Accumulation. This phase of retirement planning occurs during your prime working years. The most common mistake made during the accumulation phase is not putting enough earnings aside for saving, or not using appropriately aggressive investment vehicles. Tax considerations can also be a pitfall of this phase, as some retirement savings vehicles can have more tax advantages than others.
Don’t forget to regularly check in with your accountant, as well as your financial advisor, while in the accumulation phase. In addition, there is no better time to consider putting an estate plan into place. By having a well-considered, professionally drafted estate plan comprising a trust, will, powers of attorney and other health care documents, you are assured that your assets are distributed according to your wishes and your health care decisions are communicated to your health care providers by trusted proxies in the event of your incapacity.
Preservation. No one can predict with 100% certainty what investments will do next, and although you need to have some decent market exposure during your accumulation phase as you near the end of your working years, you should take steps to preserve the funds you have accumulated by sheltering them from too much exposure. Put a plan in place to limit and mitigate risk.

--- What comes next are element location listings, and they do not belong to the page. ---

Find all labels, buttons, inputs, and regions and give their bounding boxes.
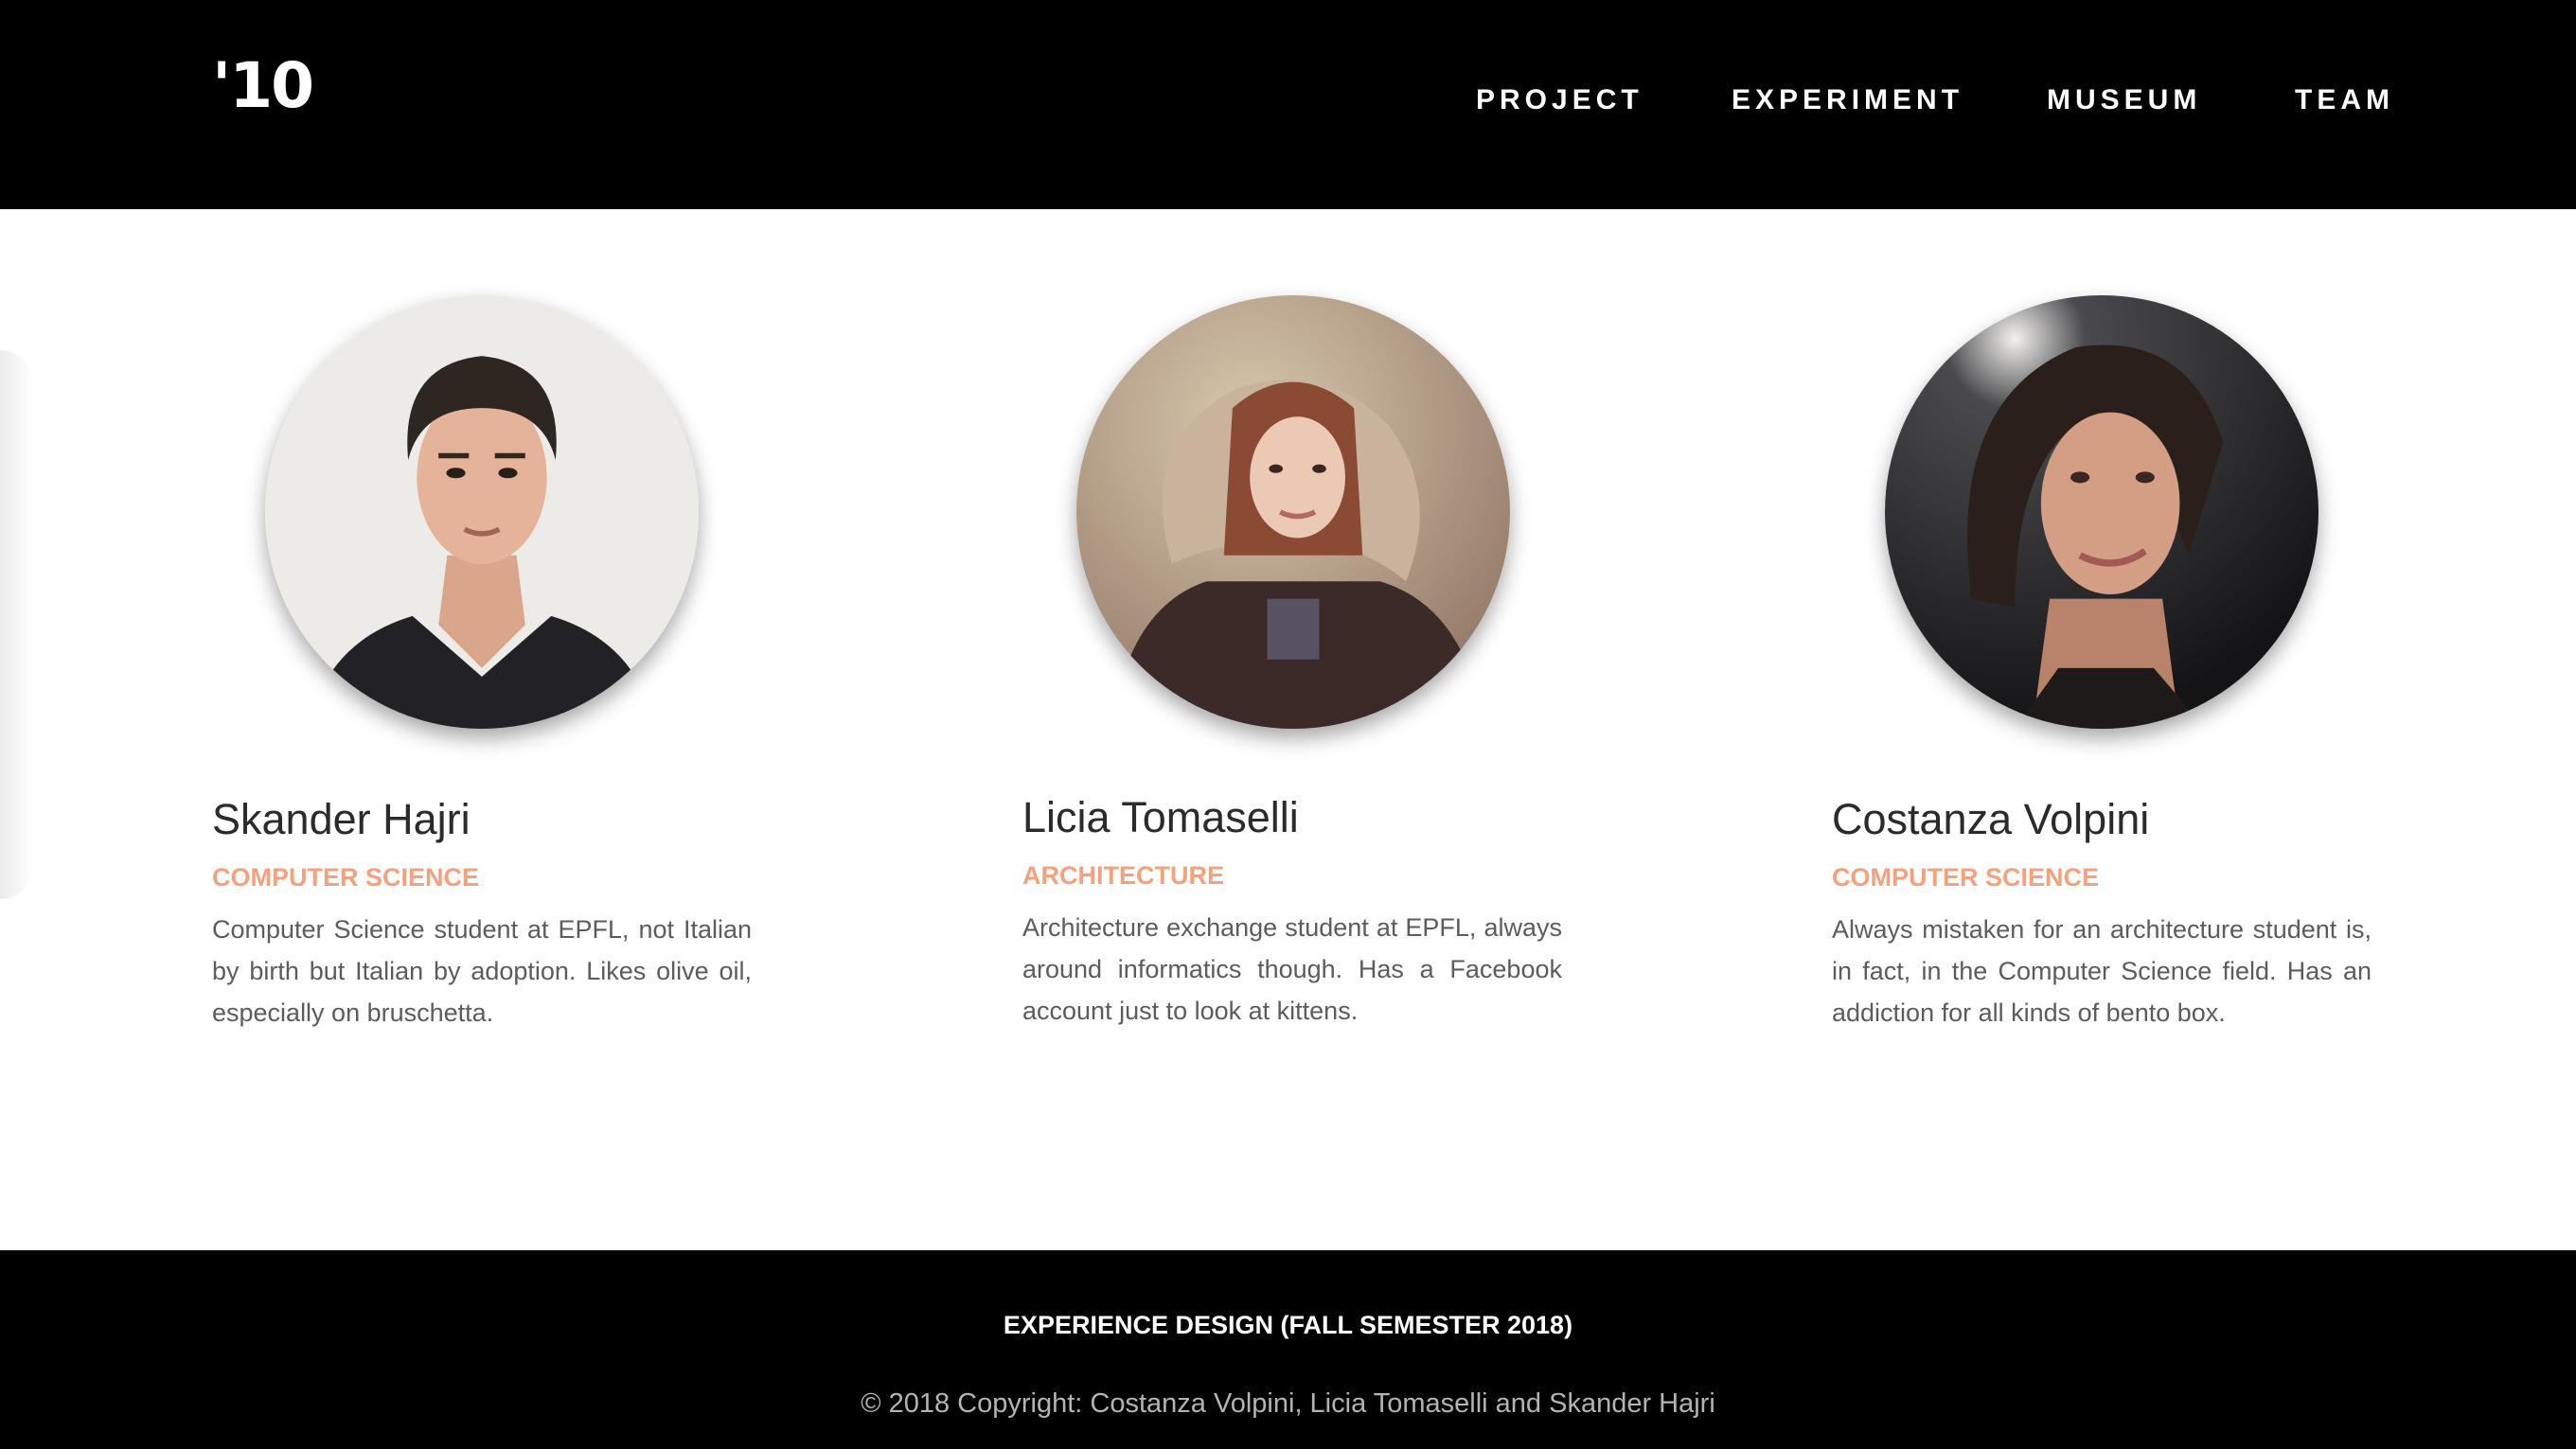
team-member-department: COMPUTER SCIENCE [1832,863,2100,892]
portrait-female-fur-hood-illustration [1076,295,1510,729]
team-member-name: Skander Hajri [212,795,471,843]
left-edge-shadow [0,350,34,899]
portrait-male-illustration [265,295,699,729]
nav-link-experiment[interactable]: EXPERIMENT [1732,81,1963,119]
team-member-department: COMPUTER SCIENCE [212,863,480,892]
team-member-bio: Always mistaken for an architecture stud… [1832,915,2372,1027]
nav-link-museum[interactable]: MUSEUM [2047,81,2201,119]
team-member-photo [1885,295,2318,729]
footer-title: EXPERIENCE DESIGN (FALL SEMESTER 2018) [1003,1311,1573,1339]
team-member-bio: Computer Science student at EPFL, not It… [212,915,752,1027]
nav-link-team[interactable]: TEAM [2295,81,2394,119]
main-nav: PROJECT EXPERIMENT MUSEUM TEAM [0,81,2576,119]
team-member-bio: Architecture exchange student at EPFL, a… [1022,913,1562,1025]
team-member-name: Costanza Volpini [1832,795,2150,843]
team-member-department: ARCHITECTURE [1022,861,1224,890]
team-member-photo [265,295,699,729]
team-member-photo [1076,295,1510,729]
top-nav-bar: '10 PROJECT EXPERIMENT MUSEUM TEAM [0,0,2576,209]
nav-link-project[interactable]: PROJECT [1476,81,1643,119]
portrait-female-dark-illustration [1885,295,2318,729]
footer-copyright: © 2018 Copyright: Costanza Volpini, Lici… [861,1388,1715,1419]
team-member-name: Licia Tomaselli [1022,793,1299,841]
page-footer: EXPERIENCE DESIGN (FALL SEMESTER 2018) ©… [0,1250,2576,1449]
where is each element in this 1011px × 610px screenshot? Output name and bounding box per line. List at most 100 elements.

Distribution. This may seem like the easy part—the retirement finish line. Unfortunately, it is not that simple, and distribution may be the riskiest phase in retirement planning. Here again, an estate plan can offer the solution. You are no longer generating income, and you will need to rely on all that you have accumulated to last you for what will hopefully be a long and fruitful retirement. You will still need your assets to generate income to an extent, but you will also need to carefully balance this with reduced market exposure. You will need to consider tax strategies to get the most out of your savings, and you will be secure knowing that your estate planning is in place as you look ahead to the distant future. A financial team consisting of your estate planning attorney, financial advisor and certified public accountant will be invaluable as you plan out the years ahead.